Belum lagi menjabat, mereka sudah diterpa berbagai isu miring. Dari isu pelanggaran di masa lalu hingga isu hanya menjadi calon boneka.
Meski sudah “berdarah” terlebih dahulu, namun mereka tak mundur. Bagi mereka “mahkota duri” adalah jalan pengabdian.
Kaban Kesbangpol Sulut Edwin Silangen mengaku tidak mempedulikan berbagai isu miring yang menerpanya akhir – akhir ini. “Saya tetap tenang saja, ini saya maknai sebagai ujian,” kata dia.
Silangen mengaku tidak tertekan. Hal itu nampak dari senyum di wajahnya. Ia mengaku terus tersenyum di hadapan semua orang, termasuk yang mendalangi serangan itu. “Saya hanya senyum saja,” kata dia.
Terkait kesiapannya mengikuti Seleksi Sekprov, Edwin mengaku sangat siap. Bahan presentasi sudah disiapkannya. Begitu pula, fisik dan mental.
“Saya siap, sudah 30 tahun saya menjadi birokrat,” kata dia.
Calon lainnya yakni asisten 1 John Palandung juga mengatakan kesiapannya.
Secara tersirat, Palandung mengatakan, dirinya bukan calon boneka. “Saya siap jika ditunjuk pimpinan,” kata dia.
Palandung mengaku dirinya tidak setengah – setengah dalam mencalonkan diri.

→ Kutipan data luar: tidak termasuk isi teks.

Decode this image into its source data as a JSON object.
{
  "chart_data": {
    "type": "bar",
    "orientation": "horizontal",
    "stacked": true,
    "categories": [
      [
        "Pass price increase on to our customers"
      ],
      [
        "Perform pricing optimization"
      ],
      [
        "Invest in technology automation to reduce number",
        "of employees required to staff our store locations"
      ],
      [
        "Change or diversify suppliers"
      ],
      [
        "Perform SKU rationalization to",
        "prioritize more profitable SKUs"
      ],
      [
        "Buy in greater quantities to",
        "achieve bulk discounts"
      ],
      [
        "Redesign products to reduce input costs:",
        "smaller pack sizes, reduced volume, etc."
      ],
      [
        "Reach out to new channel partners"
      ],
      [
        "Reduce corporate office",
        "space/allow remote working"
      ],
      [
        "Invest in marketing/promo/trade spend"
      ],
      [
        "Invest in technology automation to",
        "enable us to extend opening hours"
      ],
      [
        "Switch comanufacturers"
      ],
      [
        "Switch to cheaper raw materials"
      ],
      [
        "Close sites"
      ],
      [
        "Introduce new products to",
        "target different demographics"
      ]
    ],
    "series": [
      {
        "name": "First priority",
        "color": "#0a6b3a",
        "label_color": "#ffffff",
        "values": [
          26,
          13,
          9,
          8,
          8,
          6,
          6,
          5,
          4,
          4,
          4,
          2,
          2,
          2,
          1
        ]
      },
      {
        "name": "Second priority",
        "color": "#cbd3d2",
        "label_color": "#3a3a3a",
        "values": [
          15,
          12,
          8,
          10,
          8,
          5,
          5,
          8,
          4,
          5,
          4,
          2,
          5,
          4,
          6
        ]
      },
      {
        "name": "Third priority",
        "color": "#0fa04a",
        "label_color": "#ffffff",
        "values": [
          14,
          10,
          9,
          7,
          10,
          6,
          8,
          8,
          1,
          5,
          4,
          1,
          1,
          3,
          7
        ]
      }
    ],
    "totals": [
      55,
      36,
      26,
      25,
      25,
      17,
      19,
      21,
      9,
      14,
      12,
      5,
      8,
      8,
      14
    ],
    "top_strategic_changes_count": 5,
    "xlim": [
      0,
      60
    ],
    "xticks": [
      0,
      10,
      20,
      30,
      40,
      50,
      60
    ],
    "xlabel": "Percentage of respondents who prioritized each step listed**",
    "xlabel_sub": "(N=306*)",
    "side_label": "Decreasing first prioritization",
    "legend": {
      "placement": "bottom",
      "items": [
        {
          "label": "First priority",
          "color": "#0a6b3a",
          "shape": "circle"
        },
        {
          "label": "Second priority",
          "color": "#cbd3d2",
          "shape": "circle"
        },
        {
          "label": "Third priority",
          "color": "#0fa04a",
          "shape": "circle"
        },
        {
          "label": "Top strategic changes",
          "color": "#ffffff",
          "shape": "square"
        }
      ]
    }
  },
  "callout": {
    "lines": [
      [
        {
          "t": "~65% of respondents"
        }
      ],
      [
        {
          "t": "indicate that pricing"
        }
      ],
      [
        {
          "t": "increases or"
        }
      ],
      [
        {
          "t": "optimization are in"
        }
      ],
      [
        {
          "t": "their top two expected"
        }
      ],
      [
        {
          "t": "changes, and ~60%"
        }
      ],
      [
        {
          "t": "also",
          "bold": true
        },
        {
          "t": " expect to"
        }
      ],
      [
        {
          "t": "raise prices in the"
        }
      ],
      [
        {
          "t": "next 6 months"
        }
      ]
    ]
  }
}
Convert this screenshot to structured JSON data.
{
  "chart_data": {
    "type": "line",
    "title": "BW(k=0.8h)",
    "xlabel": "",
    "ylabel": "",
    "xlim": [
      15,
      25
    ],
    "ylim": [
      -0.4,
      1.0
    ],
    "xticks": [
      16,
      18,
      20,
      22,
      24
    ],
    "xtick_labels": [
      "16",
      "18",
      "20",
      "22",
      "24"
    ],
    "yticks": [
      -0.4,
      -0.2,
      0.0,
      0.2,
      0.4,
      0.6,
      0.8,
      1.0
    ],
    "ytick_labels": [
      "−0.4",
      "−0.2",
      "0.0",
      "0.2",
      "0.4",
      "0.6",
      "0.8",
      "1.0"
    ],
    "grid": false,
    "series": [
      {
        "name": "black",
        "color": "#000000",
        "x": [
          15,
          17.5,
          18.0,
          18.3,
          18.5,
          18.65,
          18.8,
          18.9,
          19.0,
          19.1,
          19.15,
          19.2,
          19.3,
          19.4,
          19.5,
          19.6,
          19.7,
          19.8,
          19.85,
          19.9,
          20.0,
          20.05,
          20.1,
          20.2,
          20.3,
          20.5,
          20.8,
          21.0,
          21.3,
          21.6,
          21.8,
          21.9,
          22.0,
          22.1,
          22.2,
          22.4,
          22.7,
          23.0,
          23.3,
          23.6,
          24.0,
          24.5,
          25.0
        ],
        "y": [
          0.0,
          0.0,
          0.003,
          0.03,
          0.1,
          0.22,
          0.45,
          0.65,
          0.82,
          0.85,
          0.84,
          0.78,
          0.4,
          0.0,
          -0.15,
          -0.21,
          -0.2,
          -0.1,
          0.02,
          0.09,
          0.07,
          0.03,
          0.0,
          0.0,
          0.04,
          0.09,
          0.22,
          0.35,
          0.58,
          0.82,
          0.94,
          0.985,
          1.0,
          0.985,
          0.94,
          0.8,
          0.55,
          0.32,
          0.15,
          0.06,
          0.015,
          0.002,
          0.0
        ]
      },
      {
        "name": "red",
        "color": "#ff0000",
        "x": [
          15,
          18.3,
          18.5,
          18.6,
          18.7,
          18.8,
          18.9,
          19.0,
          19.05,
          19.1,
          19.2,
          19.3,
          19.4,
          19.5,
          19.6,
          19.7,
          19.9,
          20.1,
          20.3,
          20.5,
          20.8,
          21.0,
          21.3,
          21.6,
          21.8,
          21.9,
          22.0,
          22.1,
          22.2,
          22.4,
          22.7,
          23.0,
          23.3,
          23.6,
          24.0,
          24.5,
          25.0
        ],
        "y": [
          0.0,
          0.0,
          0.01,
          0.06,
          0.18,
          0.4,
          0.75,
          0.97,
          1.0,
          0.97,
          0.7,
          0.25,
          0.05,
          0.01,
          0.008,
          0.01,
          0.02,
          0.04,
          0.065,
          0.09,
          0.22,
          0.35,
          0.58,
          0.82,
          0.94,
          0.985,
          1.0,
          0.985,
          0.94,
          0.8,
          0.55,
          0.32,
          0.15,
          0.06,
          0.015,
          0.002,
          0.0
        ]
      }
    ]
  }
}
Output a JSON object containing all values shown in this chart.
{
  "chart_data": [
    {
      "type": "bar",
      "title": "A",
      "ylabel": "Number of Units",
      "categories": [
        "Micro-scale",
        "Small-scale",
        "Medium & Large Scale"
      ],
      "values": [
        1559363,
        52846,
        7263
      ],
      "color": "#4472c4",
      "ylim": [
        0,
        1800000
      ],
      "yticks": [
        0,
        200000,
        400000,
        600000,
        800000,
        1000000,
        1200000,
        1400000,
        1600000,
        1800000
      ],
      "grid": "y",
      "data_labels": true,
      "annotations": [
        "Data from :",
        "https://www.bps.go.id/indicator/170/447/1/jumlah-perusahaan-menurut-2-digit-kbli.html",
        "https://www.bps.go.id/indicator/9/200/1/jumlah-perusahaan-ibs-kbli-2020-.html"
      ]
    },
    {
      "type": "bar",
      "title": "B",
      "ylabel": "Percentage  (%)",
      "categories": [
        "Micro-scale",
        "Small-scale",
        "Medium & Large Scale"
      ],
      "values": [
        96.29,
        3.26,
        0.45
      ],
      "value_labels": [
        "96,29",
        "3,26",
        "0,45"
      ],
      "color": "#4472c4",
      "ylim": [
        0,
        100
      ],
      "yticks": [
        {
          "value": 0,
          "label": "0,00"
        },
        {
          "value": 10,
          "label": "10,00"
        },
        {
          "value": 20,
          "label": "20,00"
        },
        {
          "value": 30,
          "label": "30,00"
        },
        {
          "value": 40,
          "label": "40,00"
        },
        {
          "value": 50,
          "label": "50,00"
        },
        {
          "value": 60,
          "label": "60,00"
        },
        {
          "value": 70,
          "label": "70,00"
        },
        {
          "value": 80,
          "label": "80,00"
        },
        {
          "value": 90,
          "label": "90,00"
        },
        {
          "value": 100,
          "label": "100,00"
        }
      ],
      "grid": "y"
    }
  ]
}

Dirinya sudah menyiapkan bahan presentasi serta banyak menambah wawasan. “Saya sudah mempersiapkan diri,” ujar dia.
Saat pencanangan hut proklamasi dan hut provinsi Sulut, Jumat (12/08), Palandung terlihat merangkul Kadis Kehutanan Heri Rotinsulu.
Palandung berujar. “Ini pejabat senior,” kata dia.
Heri hanya tertawa.
Heri bersama Gemmy Kawatu, Royke Rorong, Ricky Toemandoek tidak mendapat rekomendasi Olly.
Sebelumnya beredar isu jika terlemparnya mereka karena Olly ingin memuluskan satu calon. Namun hal itu langsung dibantah Heri dan Kawatu.”Pak Gub sudah memilih, itu sudah tepat,” kata dia.
Calon lainnya Kaban BLH Sulut Roy Mewoh meyakini penunjukannya sebagai calon telah melalui pertimbangan matang pimpinan.
Ia siap all out untuk membayar kepercayaan pimpinan. “Saya siap bersaing,” kata dia.
Gubernur Sulut Olly Dondokambey mengisyaratkan, jika para pejabat senior yang tidak mendapat rekomendasi, disiapkan untuk sejumlah posisi kunci.”Yang pasti penempatan posisi adalah sesuai keahlian,” kata dia.
Olly membantah keras adanya calon boneka. “Semua layak,” kata dia.
Kaban BKD Femmy Suluh ketika diwawancarai wartawan Jumat siang masih enggan berkomentar mengenai proses seleksi berkas para calon. “Nanti saja ya, tunggu,” bebernya.